Pissed at the decision, Trip heads to the bachelor party for his best friend and co-worker, Pat, which happens to be at The Booby Trap. As the bourbons continue to flow, he realizes the blond, busty waitress named Bambi is the perfect female to flaunt as payback for his family’s manipulation and he propositions her with an acting arrangement. She’ll pretend to be his girlfriend for the next nine months on a series of public dates and he’ll pay her a generous amount for her time and trouble.
Bambi is incensed at the offer; it’s very clear that the semi-drunk Trip has written her off as some kind of bimbo who would be willing to do this publicity stunt, but the more she thinks about it, the more she realizes she needs the money to get to London where an important women’s studies conference is being held. The head PR consultant figuring out that she isn’t as dumb as she’s acting is icing on the cake – they are both a little fed up with Trip’s behavior and realize he needs a reminder that you can’t judge a book by its cover.

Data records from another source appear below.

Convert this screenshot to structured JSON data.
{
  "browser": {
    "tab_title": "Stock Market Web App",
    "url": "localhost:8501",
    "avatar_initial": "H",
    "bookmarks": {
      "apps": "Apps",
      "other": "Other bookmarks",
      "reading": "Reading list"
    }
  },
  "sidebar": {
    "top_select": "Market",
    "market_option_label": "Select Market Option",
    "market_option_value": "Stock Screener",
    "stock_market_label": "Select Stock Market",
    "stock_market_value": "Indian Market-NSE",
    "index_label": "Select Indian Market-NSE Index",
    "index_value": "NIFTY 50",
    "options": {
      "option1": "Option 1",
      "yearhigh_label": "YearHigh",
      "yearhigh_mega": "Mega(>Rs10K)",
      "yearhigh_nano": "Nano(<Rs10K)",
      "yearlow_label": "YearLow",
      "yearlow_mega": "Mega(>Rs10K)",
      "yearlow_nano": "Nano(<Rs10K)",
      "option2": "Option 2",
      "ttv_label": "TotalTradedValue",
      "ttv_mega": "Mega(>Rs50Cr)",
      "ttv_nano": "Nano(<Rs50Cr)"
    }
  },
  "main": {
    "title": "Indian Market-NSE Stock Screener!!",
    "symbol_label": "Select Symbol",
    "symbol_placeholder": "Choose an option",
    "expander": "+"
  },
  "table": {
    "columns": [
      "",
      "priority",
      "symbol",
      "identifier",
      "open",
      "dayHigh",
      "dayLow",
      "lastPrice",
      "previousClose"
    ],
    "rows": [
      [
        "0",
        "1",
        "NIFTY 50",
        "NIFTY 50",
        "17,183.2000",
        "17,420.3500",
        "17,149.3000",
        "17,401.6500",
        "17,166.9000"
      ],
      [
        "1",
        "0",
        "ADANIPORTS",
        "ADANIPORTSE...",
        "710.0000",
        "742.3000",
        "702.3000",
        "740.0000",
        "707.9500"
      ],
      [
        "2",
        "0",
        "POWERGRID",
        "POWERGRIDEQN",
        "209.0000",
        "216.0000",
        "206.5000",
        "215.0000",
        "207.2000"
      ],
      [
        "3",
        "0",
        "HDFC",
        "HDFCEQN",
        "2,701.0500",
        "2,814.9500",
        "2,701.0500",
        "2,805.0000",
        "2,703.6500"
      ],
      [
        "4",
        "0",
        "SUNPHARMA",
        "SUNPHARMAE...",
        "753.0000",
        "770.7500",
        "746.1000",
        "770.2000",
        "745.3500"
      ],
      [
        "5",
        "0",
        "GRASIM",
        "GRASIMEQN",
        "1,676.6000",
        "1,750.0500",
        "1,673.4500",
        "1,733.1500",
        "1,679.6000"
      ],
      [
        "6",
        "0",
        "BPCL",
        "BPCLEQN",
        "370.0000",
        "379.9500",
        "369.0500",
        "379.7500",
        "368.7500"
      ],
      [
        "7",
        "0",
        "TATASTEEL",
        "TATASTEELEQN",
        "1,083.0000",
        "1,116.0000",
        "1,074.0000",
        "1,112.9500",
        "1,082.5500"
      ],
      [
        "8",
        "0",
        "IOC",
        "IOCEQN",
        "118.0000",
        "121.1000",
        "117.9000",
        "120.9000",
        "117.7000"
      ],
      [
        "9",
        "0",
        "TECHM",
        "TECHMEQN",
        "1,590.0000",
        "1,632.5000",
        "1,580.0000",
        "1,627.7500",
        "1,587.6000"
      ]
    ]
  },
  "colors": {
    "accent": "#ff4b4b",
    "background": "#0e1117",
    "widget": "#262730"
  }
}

Anything that smacks of a revenge theme usually makes me uncomfortable, but the fact remains that Trip initially does nothing to find out more about Bambi, making it quite easy for her to continue her ruse of being vapid and shallow. The themes of Bambi’s intellectual interests and the scenes with her thesis advisor and department head are excellent and add a nice view of both the heroine’s prodigious brain and insight into her ambitions.
It’s easy to see that Trip is reaping what he has sown with his family. He’s been a jaded bachelor for so long that no one takes him seriously, despite his MBA, and he’s feeling dissatisfied in the family business as a result. Hiring Bambi is a rather immature act of revenge (further building on that theme in the book) and karma comes home to roost with a vengeance for everyone concerned.
The emphasis is not on the physical side of Trip and Bambi’s reactions since the sex scenes are rather tame and perfunctory (this is at the level of a Harlequin Presents novel, not a Blaze romance) but rather on the emotional journey of the hero and heroine outside of the bedroom. I think if Browning Walker would consider seeing how scenes of physical intimacy can advance the emotional plotline while they occur, she would find even more of a readership who like things a little closer to the Blaze end of the scale! I did feel like there was a loose end regarding what actually happened with Bambi’s stepfather – I’m still freaking out not knowing if she was assaulted or manipulated into a situation and it would greatly help me to know what age she was when it happened. And what was the deal with Trip’s ex-girlfriend Connie? Did she really want him back or was she working with the paparazzi to sabotage his relationship with Bambi? I swear, I’ll be awake at 2 am tonight thinking about this.
Those extremely minor notes aside, The Booby Trap represents a fresh and unique novel to hit the world of romance fiction. After all, any contemporary romance that manages to footnote the Transcendentalists and deal with the grabby hands of sports bar patrons is carving a niche that didn’t previously exist.